Hype Reality
Hype springs eternal.
Not that I'm surprised, but the U.S. market seems only focused on the latest shiny coin trick like Artificial Reality. This week AR replaced AI as the top story. Apple unveiled an entry into the space with their typical drum roll and cymbal crash at their WWDC presentation in Cupertino. The stock had run up into the 'reveal' as leaks around the product had filtered through the investor-sphere for weeks before. The stock immediately reversed downward. I'm heartened to see that 'sell on news' is still alive and well.
APPLE
But the focus on sexy products or a glowing future of new disruptive technologies is understandable. As the debate on the future path of the old economy rages on, there are still more questions than answers, and investors are confused as I've ever seen. Apparently the 'long and variable lags' are longer and more variable than economists' models have assumed.
The U.S. economy is slowing but the pace of deterioration is glacial. Labour markets are still strong as revealed in last week's huge NFP data beat. Homebuilder stocks are at one-year highs, but Banks have their heads in a noose created by the inverted yield curve. Credit spreads are narrowing after the SVB scare, but Retailers are lowering forecasts. Mixed signals are everywhere.
The so-called 'market' is at one-year highs and the perma-bears are in capitulation mode. But the average stock, depicted in the iShares equal-weighted ETF below, is still well below last year's high and stuck in the middle of a huge range trade. Boring!

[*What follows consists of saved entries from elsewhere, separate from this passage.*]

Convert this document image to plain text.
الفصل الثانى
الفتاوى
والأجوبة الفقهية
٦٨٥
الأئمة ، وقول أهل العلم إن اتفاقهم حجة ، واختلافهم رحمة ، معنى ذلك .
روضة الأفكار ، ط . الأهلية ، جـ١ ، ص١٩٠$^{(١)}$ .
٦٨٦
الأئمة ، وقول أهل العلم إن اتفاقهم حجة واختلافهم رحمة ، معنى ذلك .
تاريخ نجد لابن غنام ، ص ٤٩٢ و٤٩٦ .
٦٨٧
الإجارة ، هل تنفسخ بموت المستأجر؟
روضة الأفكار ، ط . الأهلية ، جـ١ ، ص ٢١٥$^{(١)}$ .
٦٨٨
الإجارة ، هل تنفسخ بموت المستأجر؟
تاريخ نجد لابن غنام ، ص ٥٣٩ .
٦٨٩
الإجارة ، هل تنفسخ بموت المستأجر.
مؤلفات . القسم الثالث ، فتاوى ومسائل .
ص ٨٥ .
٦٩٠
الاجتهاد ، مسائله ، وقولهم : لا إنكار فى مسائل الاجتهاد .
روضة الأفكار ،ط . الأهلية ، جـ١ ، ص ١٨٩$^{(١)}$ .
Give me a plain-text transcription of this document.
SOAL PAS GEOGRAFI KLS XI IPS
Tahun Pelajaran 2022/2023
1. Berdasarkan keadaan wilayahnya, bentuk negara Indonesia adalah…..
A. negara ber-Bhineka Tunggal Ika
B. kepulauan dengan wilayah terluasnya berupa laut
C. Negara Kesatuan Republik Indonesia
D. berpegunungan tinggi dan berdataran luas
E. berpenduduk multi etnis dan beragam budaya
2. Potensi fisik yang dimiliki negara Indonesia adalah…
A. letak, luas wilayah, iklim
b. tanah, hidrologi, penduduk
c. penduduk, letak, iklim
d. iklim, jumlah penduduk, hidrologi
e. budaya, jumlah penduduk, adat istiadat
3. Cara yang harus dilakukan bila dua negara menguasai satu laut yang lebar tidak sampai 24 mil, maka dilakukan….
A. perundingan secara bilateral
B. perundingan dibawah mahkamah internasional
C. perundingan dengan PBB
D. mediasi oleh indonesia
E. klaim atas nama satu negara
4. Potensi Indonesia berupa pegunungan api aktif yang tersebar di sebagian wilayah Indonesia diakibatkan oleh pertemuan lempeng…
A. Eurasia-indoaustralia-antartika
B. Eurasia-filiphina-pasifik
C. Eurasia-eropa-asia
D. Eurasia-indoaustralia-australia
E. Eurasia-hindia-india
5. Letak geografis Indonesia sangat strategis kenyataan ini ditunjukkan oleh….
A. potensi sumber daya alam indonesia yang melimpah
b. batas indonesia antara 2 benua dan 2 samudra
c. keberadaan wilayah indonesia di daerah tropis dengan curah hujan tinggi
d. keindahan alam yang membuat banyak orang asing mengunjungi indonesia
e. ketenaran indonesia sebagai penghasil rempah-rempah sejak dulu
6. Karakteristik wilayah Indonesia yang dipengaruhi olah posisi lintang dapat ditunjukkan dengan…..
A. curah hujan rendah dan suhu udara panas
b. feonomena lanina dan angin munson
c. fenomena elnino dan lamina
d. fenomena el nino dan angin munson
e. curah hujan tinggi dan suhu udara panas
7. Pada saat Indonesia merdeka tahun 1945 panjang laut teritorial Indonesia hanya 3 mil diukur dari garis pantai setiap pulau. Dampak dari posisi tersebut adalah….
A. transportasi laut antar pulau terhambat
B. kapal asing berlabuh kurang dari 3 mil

iShares US Equal-Weighted ETF
I have made the case for a rotation to the left-behind and more value-oriented segments of the market. But the timing of that rotation is left up to you. Until the yield curve re-orients itself - however that occurs - the current narrow focus on the mega-cap growers will continue. This 'augmented reality' trade into the few winning stocks will continue for now. Until we can see more clearly the economic path forward, without the need for space-age hardware, the markets will be stuck in this rut.
And that ain't hype.
Risk Model: 4/5 - Risk On
It's no wonder that the markets are being left to chase the latest fads. Macro risks have subsided almost everywhere you look. The collapsing VIX tells you as much. Only the lowly Copper/Gold ratio is on the negative side as the economy slowly weakens. This market is like streaming a cricket game on a computer with poor download speed. You can't see clearly but you're not missing much anyway.